There are two numbers I cannot find in Parrish: 45,000 total snakebites and 8,000 venomous snakebites. I have no idea where these numbers originated since all the authors cite it, and all references point back to Parrish. Maybe the 45,000 number is a wild guess, and 8,000 is some adjustment to Parrish’s 6,680 number based on population growth? There is no way for me to know.

But this clearly shows the danger of relying on what the last guy reported and citing him as the authority when that is not what his paper was about. I tell my students to find the original publications and this is why. The number of deaths per year (about 5) is reasonably documented with the work of Langley and Morrow (1997), and in a more recent follow up study (Langley 2005). But, how many venomous snakebites occur in the United States in a year? Based on this evidence, we do not have a clue.

So here is a research tip, free of charge, to all you young budding scientists: go find the answer—just send me a copy of the results. Scour the literature to see if I missed something. Then, determine a good way to address the question and see if you can improve our understanding. The most recent data are over 40 years old, and inquiring minds want to know.

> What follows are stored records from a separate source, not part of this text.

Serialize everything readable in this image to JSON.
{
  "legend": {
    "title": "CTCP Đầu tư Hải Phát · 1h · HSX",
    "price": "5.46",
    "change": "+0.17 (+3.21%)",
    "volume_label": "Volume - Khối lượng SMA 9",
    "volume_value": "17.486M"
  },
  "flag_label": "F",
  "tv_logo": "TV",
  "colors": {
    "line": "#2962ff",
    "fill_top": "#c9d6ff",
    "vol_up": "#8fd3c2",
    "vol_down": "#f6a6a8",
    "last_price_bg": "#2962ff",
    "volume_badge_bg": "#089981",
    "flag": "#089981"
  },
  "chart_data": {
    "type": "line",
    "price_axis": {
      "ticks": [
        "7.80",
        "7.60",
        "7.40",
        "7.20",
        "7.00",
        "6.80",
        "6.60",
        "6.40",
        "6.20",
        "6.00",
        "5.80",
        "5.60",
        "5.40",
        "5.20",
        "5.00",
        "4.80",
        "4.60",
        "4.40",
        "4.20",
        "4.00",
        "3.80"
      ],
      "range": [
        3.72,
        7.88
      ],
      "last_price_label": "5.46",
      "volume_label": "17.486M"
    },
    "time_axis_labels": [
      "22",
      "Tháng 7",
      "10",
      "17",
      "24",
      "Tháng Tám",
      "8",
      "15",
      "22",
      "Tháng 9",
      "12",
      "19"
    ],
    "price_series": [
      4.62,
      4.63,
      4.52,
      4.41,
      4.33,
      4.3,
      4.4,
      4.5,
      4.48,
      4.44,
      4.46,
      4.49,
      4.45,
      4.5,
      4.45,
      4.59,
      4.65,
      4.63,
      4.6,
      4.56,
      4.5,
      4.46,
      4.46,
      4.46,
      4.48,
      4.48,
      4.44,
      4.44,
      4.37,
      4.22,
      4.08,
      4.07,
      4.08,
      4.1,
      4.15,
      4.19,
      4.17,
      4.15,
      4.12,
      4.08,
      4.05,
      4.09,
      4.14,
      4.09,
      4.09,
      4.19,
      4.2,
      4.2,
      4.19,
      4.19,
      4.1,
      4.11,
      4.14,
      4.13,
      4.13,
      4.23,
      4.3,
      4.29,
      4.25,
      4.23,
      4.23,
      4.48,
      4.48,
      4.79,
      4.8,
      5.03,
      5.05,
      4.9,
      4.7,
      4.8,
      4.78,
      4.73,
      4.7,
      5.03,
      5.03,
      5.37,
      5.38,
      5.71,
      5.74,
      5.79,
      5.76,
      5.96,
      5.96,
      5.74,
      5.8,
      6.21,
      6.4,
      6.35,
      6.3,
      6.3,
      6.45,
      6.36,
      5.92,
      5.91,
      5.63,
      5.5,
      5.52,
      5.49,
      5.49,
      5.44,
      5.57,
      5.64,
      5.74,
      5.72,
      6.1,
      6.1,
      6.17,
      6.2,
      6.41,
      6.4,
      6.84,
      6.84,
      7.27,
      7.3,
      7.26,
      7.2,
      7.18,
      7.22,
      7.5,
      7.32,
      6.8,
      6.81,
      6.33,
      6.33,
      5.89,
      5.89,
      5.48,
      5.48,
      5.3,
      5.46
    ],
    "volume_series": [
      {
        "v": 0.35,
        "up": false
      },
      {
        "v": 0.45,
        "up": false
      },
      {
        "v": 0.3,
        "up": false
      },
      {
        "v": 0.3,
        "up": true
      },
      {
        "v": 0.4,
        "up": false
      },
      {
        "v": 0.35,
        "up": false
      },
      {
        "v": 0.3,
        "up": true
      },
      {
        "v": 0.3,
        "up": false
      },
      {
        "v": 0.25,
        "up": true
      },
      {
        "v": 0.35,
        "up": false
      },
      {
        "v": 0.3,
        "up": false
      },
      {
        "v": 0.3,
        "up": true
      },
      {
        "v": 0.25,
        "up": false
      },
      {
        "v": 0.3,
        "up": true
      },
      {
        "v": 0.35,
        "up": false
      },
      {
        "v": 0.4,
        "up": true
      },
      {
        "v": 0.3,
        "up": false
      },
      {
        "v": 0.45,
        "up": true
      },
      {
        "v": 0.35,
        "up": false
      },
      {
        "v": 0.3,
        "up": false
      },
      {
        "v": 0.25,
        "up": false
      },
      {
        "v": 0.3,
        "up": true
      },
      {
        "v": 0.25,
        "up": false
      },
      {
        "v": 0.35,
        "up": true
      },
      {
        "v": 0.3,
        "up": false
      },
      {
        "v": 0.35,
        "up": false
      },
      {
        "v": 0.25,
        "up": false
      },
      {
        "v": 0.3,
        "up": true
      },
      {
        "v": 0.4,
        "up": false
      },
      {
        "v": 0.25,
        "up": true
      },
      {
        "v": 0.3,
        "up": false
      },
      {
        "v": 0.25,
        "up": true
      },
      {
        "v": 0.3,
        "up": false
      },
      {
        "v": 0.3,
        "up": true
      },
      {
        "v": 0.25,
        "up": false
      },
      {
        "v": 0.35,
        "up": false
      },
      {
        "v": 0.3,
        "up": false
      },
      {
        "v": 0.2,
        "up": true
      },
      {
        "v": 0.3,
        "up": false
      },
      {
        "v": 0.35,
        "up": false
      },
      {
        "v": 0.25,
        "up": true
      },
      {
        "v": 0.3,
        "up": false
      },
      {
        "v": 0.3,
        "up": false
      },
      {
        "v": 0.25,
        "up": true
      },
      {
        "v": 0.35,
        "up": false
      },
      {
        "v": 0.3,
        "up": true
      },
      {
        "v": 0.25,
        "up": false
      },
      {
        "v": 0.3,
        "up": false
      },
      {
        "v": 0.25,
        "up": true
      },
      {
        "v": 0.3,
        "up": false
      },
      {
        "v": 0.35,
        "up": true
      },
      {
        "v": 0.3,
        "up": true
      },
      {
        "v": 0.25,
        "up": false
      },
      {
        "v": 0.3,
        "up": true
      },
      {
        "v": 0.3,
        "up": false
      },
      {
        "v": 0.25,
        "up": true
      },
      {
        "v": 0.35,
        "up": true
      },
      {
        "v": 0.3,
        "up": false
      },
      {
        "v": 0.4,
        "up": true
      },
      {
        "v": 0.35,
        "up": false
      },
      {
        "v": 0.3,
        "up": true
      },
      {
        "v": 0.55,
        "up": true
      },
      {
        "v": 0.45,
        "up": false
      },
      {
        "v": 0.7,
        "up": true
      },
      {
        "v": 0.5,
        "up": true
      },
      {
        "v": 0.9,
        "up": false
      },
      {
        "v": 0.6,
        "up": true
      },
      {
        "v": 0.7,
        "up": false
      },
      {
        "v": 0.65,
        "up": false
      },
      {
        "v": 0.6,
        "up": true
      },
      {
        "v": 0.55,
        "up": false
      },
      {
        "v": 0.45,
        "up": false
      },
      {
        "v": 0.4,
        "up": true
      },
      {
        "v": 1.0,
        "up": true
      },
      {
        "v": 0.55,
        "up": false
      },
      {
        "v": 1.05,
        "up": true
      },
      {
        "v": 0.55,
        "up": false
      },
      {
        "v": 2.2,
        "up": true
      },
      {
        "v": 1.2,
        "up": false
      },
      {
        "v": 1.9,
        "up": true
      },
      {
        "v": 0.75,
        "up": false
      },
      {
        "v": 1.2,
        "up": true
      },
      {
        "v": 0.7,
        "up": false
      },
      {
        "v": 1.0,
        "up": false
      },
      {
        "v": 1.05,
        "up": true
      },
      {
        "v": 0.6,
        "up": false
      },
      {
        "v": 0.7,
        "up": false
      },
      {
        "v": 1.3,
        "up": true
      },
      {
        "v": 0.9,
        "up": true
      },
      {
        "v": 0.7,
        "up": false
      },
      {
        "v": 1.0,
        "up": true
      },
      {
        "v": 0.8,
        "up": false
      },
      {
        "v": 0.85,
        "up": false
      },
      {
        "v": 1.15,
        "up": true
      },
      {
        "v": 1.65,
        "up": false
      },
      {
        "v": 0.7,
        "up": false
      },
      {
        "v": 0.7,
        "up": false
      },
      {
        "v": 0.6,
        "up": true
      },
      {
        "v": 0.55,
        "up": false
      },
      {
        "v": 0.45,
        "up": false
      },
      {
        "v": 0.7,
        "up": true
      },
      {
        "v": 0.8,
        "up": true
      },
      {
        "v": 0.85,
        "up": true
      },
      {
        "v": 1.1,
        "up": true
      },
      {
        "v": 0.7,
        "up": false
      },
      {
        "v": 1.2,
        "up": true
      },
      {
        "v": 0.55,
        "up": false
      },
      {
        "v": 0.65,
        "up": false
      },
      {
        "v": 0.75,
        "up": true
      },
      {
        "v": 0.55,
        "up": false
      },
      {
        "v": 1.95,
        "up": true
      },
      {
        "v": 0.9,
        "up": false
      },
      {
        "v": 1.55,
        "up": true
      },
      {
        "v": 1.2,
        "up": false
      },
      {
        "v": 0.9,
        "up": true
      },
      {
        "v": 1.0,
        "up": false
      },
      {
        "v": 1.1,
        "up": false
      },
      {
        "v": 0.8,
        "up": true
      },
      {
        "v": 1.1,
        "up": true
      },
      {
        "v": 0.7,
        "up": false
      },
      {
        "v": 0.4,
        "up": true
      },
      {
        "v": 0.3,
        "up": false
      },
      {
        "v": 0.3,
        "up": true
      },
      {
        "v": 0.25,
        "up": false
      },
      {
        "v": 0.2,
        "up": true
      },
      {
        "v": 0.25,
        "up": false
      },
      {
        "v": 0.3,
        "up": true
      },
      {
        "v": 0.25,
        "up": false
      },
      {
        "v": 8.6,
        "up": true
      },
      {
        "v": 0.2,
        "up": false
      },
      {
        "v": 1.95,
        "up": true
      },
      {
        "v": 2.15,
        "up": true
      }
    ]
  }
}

This post is in the dangerous animals series. Check out that post for more information.

Gold, B. S., and W. A. Wingert. 1994. Snake venom poisoning in the United States: A review of theapeutic practice. Southern Medical Journal 87(6):579-589.

Gold, B. S., R. C. Dart, and R. A. Barish. 2002. Bites of venomous snakes. New England Journal of Medicine 347(5):347-356.

Henkel, J.? For goodness snakes! Treating and preventing venomous bites. U.S.D.A. emergency response.

Langley, R. L. 2005. Animal-related fatalities in the United States–an update. Wilderness & Environmental Medicine 16:67-74.

Langley, R. L., and W. E. Morrow. 1997. Deaths resulting from animal attacks in the United States. Wilderness & Environmental Medicine 8(1):8-16.

Parrish, H. M. 1966. Incidence of treated snakebites in the United States. Public Health Report 81(3):269-276.